Foto: “Balloon dog”, Jeff Koons. Versione “orange” dell’edizione limitata in scala monumentale.


Quello dei "supermultipli" è un mercato relativamente recente, che si avvicina più all'oggettistica di design che non all'arte. Oggi diversi musei vendono nei bookshop dei multipli delle opere esposte (per lo più ristampe di foto o serigrafie). Di per sé non vi è nulla di esecrabile. L'importante, quando si compra un'opera d'arte, è saper leggere bene tra le righe del "certificato di autenticità", per evitare di sopravvalutarne il valore.

Foto: “Balloon dog”, Jeff Koons. Multiplo della serie di 2300 pezzi in scala ridotta, in ceramica.

Foto: “Balloon dog”, Jeff Koons. Multiplo della serie di 2300 pezzi in scala ridotta, in ceramica.
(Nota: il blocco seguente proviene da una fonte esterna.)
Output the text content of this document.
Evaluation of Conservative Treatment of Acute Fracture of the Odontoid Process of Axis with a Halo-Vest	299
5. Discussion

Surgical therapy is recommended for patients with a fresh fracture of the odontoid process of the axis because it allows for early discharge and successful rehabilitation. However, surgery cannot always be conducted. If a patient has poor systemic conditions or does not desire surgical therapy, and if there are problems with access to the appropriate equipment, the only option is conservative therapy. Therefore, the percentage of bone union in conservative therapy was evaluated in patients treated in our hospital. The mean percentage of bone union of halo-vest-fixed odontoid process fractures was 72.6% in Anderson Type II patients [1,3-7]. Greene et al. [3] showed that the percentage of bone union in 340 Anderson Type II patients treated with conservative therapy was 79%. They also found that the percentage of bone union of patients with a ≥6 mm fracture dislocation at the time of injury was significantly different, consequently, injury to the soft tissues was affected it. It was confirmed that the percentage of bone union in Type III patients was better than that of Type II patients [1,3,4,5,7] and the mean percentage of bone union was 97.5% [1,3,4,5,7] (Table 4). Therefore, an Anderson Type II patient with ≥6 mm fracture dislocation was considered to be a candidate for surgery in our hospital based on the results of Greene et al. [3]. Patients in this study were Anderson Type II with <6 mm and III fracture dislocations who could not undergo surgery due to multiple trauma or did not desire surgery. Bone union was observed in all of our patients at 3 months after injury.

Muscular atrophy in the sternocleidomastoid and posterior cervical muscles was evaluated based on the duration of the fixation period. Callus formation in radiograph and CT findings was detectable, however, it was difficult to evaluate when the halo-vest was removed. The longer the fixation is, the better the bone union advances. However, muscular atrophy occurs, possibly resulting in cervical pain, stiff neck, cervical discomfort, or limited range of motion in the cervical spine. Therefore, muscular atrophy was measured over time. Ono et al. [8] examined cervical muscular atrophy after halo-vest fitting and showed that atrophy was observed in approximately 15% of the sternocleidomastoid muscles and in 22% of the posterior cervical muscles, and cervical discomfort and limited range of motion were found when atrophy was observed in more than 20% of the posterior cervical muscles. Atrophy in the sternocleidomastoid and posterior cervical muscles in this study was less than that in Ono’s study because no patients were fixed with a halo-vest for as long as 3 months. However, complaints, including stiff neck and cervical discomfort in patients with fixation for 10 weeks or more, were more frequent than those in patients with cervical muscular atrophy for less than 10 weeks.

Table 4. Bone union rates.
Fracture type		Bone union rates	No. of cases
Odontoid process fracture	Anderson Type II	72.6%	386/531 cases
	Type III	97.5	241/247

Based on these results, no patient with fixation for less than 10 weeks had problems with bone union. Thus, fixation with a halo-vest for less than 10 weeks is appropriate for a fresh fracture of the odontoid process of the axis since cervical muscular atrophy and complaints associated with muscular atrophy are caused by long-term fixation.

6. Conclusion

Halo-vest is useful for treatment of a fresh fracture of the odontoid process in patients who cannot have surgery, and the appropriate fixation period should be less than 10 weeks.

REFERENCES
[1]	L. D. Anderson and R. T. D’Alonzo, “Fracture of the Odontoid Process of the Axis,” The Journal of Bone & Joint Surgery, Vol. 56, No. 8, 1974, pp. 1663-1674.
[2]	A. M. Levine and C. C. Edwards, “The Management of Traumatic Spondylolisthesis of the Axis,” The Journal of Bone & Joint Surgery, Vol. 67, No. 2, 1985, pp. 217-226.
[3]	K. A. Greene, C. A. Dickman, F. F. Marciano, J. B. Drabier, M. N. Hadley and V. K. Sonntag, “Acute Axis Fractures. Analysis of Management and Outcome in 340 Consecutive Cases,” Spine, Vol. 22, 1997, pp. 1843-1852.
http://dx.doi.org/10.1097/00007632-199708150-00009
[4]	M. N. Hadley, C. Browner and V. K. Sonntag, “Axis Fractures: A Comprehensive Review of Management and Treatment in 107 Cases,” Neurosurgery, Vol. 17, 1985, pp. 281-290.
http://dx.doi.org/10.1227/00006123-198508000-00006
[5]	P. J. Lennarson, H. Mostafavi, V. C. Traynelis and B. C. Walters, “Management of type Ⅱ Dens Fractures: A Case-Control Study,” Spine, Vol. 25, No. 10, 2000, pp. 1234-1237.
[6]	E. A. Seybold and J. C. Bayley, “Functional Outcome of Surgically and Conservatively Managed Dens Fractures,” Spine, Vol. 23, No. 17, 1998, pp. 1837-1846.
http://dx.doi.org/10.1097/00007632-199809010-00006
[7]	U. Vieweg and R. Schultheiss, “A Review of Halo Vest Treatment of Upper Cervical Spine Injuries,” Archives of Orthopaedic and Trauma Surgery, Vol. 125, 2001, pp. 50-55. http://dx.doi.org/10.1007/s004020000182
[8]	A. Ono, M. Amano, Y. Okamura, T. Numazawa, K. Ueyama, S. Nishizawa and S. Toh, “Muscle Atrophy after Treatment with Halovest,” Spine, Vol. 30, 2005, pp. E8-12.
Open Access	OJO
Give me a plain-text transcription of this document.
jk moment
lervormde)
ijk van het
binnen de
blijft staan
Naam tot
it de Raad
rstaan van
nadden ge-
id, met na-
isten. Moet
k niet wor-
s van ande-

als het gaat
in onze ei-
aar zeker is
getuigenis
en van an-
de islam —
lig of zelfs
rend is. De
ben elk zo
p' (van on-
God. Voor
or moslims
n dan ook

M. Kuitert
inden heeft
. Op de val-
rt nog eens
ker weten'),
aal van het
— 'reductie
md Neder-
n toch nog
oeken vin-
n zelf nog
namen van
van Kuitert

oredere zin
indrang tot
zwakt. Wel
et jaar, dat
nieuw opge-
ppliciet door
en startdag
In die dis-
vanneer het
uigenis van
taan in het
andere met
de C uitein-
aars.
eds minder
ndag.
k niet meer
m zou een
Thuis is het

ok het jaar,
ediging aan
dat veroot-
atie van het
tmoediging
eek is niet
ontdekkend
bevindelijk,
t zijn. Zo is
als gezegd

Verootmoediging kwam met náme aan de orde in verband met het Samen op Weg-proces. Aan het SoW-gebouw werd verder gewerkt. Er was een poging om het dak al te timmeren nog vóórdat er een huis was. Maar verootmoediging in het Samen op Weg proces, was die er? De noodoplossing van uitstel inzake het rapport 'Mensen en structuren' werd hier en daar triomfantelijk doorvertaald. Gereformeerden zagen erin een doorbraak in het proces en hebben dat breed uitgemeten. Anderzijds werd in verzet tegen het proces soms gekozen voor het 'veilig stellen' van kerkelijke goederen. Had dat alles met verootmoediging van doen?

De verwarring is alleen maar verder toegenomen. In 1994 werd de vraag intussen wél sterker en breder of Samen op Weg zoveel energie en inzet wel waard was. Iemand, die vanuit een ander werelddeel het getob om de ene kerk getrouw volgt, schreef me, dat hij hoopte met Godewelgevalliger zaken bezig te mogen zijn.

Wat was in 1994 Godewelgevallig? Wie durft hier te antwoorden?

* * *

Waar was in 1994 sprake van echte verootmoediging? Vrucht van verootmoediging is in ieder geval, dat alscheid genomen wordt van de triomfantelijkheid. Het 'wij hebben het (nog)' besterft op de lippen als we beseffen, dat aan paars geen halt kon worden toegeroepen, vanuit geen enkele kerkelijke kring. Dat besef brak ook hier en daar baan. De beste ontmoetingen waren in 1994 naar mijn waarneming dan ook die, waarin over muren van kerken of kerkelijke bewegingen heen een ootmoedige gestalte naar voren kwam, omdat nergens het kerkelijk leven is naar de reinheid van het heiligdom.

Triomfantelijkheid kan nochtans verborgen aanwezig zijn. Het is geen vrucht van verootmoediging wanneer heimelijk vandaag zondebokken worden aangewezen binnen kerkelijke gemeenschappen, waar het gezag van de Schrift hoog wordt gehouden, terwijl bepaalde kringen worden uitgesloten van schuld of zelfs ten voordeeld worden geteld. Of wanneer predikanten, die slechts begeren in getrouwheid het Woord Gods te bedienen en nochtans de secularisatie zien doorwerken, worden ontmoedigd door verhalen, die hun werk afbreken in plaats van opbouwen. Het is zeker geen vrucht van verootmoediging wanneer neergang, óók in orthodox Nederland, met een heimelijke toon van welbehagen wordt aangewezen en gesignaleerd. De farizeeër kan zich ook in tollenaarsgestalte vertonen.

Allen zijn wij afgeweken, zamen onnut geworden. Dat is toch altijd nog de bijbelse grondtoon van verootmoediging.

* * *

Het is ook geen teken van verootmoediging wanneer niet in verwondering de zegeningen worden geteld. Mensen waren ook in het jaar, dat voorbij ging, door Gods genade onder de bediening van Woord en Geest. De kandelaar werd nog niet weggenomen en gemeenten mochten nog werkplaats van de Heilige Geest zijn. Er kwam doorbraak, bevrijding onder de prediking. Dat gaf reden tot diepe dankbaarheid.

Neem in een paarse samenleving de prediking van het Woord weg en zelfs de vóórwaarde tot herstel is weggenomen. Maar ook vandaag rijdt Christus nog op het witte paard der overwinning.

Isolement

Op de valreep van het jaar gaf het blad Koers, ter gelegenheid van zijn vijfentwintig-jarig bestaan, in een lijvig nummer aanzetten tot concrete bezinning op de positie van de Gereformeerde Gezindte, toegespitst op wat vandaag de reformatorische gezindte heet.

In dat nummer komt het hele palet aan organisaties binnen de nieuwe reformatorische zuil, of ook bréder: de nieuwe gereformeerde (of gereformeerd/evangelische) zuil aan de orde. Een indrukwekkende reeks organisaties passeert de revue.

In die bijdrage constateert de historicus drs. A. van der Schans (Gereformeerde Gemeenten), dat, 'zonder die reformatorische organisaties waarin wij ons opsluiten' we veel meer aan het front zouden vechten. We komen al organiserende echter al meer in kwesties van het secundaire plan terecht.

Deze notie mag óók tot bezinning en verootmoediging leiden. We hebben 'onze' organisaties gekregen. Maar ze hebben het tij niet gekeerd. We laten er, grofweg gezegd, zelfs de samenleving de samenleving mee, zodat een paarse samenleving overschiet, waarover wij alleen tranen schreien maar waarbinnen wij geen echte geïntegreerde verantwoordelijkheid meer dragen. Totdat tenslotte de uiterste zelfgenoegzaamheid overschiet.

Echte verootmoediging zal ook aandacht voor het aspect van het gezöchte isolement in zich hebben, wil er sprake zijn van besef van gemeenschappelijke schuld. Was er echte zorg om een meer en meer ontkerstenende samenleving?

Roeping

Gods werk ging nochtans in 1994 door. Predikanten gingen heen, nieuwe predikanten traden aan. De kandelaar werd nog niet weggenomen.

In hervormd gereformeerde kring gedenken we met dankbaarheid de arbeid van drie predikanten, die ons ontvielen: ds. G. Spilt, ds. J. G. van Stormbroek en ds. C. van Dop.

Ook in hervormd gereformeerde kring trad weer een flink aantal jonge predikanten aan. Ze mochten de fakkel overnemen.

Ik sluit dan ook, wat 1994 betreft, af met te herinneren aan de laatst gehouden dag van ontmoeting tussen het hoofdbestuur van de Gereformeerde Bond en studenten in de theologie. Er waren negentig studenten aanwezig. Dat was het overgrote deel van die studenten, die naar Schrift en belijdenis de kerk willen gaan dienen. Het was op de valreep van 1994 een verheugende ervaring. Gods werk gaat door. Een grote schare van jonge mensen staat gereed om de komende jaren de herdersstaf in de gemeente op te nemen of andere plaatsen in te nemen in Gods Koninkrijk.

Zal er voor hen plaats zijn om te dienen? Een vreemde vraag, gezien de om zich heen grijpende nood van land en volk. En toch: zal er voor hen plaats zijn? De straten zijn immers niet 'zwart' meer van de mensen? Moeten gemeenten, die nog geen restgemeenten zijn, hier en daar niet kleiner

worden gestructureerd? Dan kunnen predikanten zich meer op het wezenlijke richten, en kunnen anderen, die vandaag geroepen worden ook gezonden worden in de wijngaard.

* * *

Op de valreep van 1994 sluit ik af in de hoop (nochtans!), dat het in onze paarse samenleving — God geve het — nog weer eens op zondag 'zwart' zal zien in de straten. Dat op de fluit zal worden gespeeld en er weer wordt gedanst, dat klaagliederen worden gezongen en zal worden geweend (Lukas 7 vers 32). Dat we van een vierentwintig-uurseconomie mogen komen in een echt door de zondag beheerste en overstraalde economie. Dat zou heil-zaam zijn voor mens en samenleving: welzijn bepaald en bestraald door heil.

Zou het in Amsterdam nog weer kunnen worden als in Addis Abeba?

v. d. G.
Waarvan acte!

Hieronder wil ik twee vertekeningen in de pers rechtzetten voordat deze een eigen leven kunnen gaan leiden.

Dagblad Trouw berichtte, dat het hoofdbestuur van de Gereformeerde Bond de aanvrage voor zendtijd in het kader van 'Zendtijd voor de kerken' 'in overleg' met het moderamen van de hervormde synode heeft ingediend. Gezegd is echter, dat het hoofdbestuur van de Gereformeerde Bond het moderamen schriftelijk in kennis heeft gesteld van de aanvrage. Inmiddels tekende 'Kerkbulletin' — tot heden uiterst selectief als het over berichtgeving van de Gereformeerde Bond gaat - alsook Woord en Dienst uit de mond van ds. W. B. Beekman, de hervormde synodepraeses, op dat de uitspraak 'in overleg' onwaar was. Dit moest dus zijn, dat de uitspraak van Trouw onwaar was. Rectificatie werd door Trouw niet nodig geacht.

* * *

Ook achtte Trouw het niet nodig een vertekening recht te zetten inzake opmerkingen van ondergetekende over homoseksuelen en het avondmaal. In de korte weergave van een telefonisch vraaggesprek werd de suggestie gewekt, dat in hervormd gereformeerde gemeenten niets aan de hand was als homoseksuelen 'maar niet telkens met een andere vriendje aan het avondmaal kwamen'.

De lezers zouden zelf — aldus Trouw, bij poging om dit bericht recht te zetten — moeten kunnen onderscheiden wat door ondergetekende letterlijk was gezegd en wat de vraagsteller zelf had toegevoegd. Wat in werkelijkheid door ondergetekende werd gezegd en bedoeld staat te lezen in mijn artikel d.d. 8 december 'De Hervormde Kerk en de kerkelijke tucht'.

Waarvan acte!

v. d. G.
Dettaglio dell'adesivo riportante il numero di serie


Un discorso a parte va fatto per le vere e proprie "copie", ossia le tirature dell'opera eseguite da terzi, seppur legalmente (ad esempio da parte degli eredi dell'artista).
Questi esemplari devono riportare ben impressa la dizione "COPIA" oltre alla eventuale numerazione, e non dovrebbero riportare la riproduzione della firma dell'artista.
E' in effetti buona norma non firmare il modellato in creta per evitare di riprodurre nel calco anche la firma, ma di apporla direttamente sull'esemplare in cera in fonderia.